Meet Grace Mumbi Ngugi
My experiences with discrimination are less severe than the experiences most people with albinism have had. The circumstances I grew up in, the schools I went to and my professional training all helped make my life and experience less difficult than they would otherwise have been.
However, my life has not been smooth sailing. It has never been easy especially when a large proportion of society is avoiding you. In fact, finding jobs for people like me is almost impossible because the world is convinced we are intellectually challenged, or a bad omen, or just objects of curiosity.
When I was growing up, I was always the centre of attention in every crowd I was brave enough to appear in. When I walked into a public place, everything would come to a standstill and I would feel everyone’s eyes tearing me apart. Some voices were loud while others whispered, but they all analysed me, mostly in disparaging terms.
My mother once took me to Kenyatta National Hospital in the capital, Nairobi, to seek help for my poor eyesight, but the doctors did not even know that I could be assisted with glasses, at least to protect my eyes from the glare of the sun. It was not until I was in high school that I finally got glasses with photo chromatic lenses.
There was little information around me about albinism so I scoured every little bit of information from reading books and magazines. I learned about preventing sunburn through use of sunscreen. I didn’t see or use sunscreen until I was about 17 years of age when I discovered it in a supermarket.

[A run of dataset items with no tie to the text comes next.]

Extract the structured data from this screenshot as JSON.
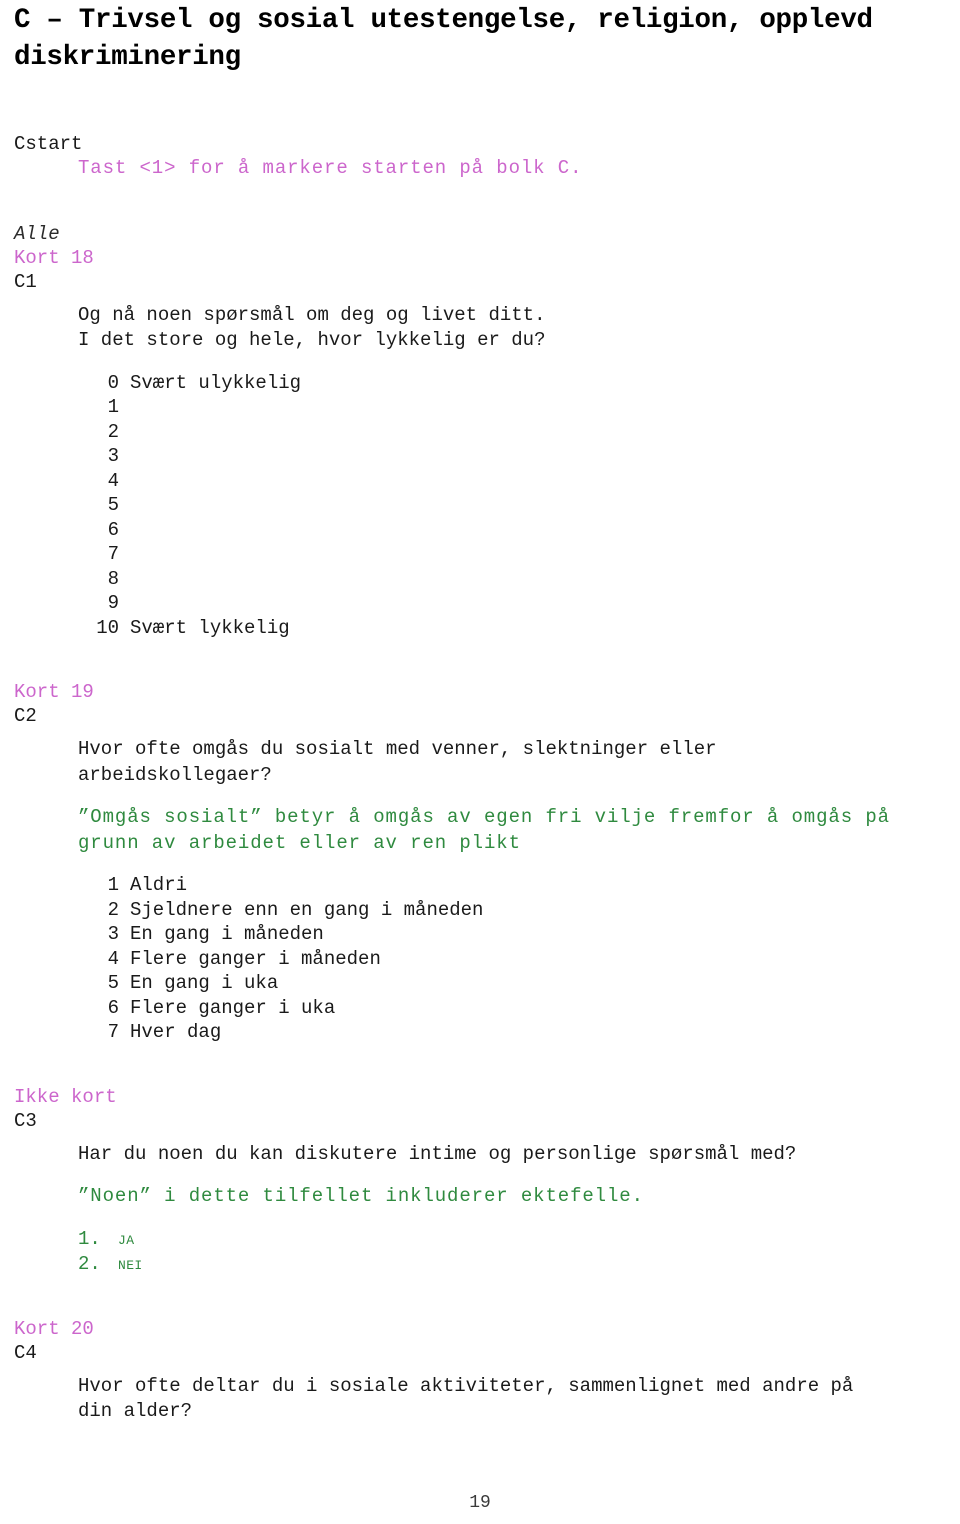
{
  "document": {
    "title": "C – Trivsel og sosial utestengelse, religion, opplevd diskriminering",
    "page_number": "19"
  },
  "colors": {
    "card": "#cc66cc",
    "instruction": "#2f8a3f",
    "body": "#1a1a1a",
    "routing": "#2b2b2b",
    "title": "#000000"
  },
  "blocks": {
    "cstart": {
      "qid": "Cstart",
      "instruction": "Tast <1> for å markere starten på bolk C."
    },
    "c1": {
      "routing": "Alle",
      "card_label": "Kort 18",
      "qid": "C1",
      "question_line_1": "Og nå noen spørsmål om deg og livet ditt.",
      "question_line_2": "I det store og hele, hvor lykkelig er du?",
      "options": [
        {
          "code": "0",
          "label": "Svært ulykkelig"
        },
        {
          "code": "1",
          "label": ""
        },
        {
          "code": "2",
          "label": ""
        },
        {
          "code": "3",
          "label": ""
        },
        {
          "code": "4",
          "label": ""
        },
        {
          "code": "5",
          "label": ""
        },
        {
          "code": "6",
          "label": ""
        },
        {
          "code": "7",
          "label": ""
        },
        {
          "code": "8",
          "label": ""
        },
        {
          "code": "9",
          "label": ""
        },
        {
          "code": "10",
          "label": "Svært lykkelig"
        }
      ]
    },
    "c2": {
      "card_label": "Kort 19",
      "qid": "C2",
      "question": "Hvor ofte omgås du sosialt med venner, slektninger eller\narbeidskollegaer?",
      "instruction": "”Omgås sosialt” betyr å omgås av egen fri vilje fremfor å omgås på\ngrunn av arbeidet eller av ren plikt",
      "options": [
        {
          "code": "1",
          "label": "Aldri"
        },
        {
          "code": "2",
          "label": "Sjeldnere enn en gang i måneden"
        },
        {
          "code": "3",
          "label": "En gang i måneden"
        },
        {
          "code": "4",
          "label": "Flere ganger i måneden"
        },
        {
          "code": "5",
          "label": "En gang i uka"
        },
        {
          "code": "6",
          "label": "Flere ganger i uka"
        },
        {
          "code": "7",
          "label": "Hver dag"
        }
      ]
    },
    "c3": {
      "card_label": "Ikke kort",
      "qid": "C3",
      "question": "Har du noen du kan diskutere intime og personlige spørsmål med?",
      "instruction": "”Noen” i dette tilfellet inkluderer ektefelle.",
      "options": [
        {
          "code": "1.",
          "label": "Ja"
        },
        {
          "code": "2.",
          "label": "Nei"
        }
      ]
    },
    "c4": {
      "card_label": "Kort 20",
      "qid": "C4",
      "question": "Hvor ofte deltar du i sosiale aktiviteter, sammenlignet med andre på\ndin alder?"
    }
  }
}
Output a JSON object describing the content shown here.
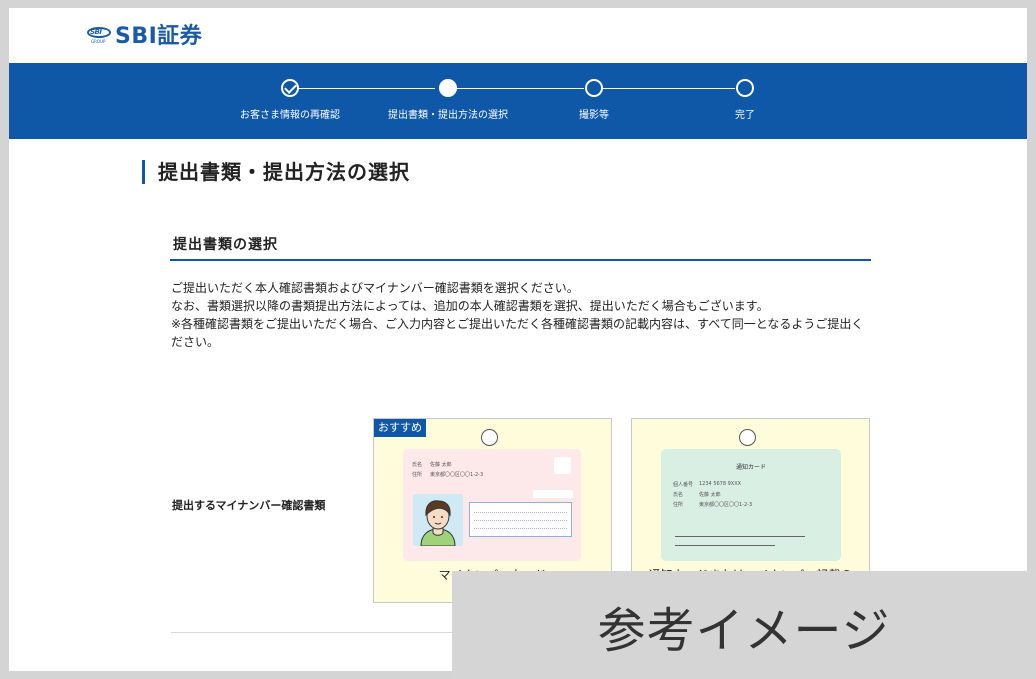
{
  "header": {
    "logo_text": "SBI証券",
    "logo_mark": "SBI",
    "logo_mark_sub": "GROUP"
  },
  "stepper": {
    "steps": [
      {
        "label": "お客さま情報の再確認",
        "state": "done"
      },
      {
        "label": "提出書類・提出方法の選択",
        "state": "current"
      },
      {
        "label": "撮影等",
        "state": "todo"
      },
      {
        "label": "完了",
        "state": "todo"
      }
    ]
  },
  "page": {
    "title": "提出書類・提出方法の選択"
  },
  "section": {
    "title": "提出書類の選択",
    "description": [
      "ご提出いただく本人確認書類およびマイナンバー確認書類を選択ください。",
      "なお、書類選択以降の書類提出方法によっては、追加の本人確認書類を選択、提出いただく場合もございます。",
      "※各種確認書類をご提出いただく場合、ご入力内容とご提出いただく各種確認書類の記載内容は、すべて同一となるようご提出ください。"
    ]
  },
  "selection": {
    "label": "提出するマイナンバー確認書類",
    "options": [
      {
        "badge": "おすすめ",
        "caption": "マイナンバーカード",
        "card": {
          "name_label": "氏名",
          "name": "佐藤 太郎",
          "address_label": "住所",
          "address": "東京都〇〇区〇〇1-2-3"
        }
      },
      {
        "caption": "通知カードまたはマイナンバー記載の",
        "card": {
          "title": "通知カード",
          "number_label": "個人番号",
          "number": "1234 5678 9XXX",
          "name_label": "氏名",
          "name": "佐藤 太郎",
          "address_label": "住所",
          "address": "東京都〇〇区〇〇1-2-3"
        }
      }
    ]
  },
  "overlay": {
    "text": "参考イメージ"
  },
  "colors": {
    "brand_blue": "#0f58a8",
    "card_bg": "#fffcdc",
    "mycard_pink": "#fde9ea",
    "notice_green": "#d9efe3"
  }
}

The problem lies in societal perceptions where children born with albinism are shunned, denied education and later employment opportunities, and treated as if they don’t exist. What many people don’t realise is that albinism is not painful, neither is it a disease that will kill you. It simply is a lack of the melanin pigmentation in the skin, hair and eyes, which makes us look different on the outside, but not on the inside.
I am one of the co-founders of the Albinism Foundation of East Africa, which came into being in 2008. We want to ensure the social acceptance of people with albinism. It is not fair for people with this condition to die unemployed, uneducated, unaccepted, and maimed or killed for witchcraft rituals.
The myths and misconceptions about albinism are also distressing. Some parents believe that children with albinism can ‘tan’ if they stay in the sun. This, of course, only leads to great damage to their skin. Many fathers abandon their wives when they produce children with albinism, without realising that both parents have to be carriers of albinism for a child to have that condition.
A better future
The situation may seem hopeless and depressing, but I believe the future is promising for people with albinism. We have a new Constitution that guarantees all Kenyans a right to health. I believe the Government will wake up to its responsibility soon and make sunscreen available in all hospitals for people with albinism, particularly children.
We all need support systems to see us through life, particularly when it has the kind of challenges that many of us have had to deal with. I am blessed with such a system: my family, an extended family that loves me for who I am, and a couple of great, close friends who have been a great source of strength for me.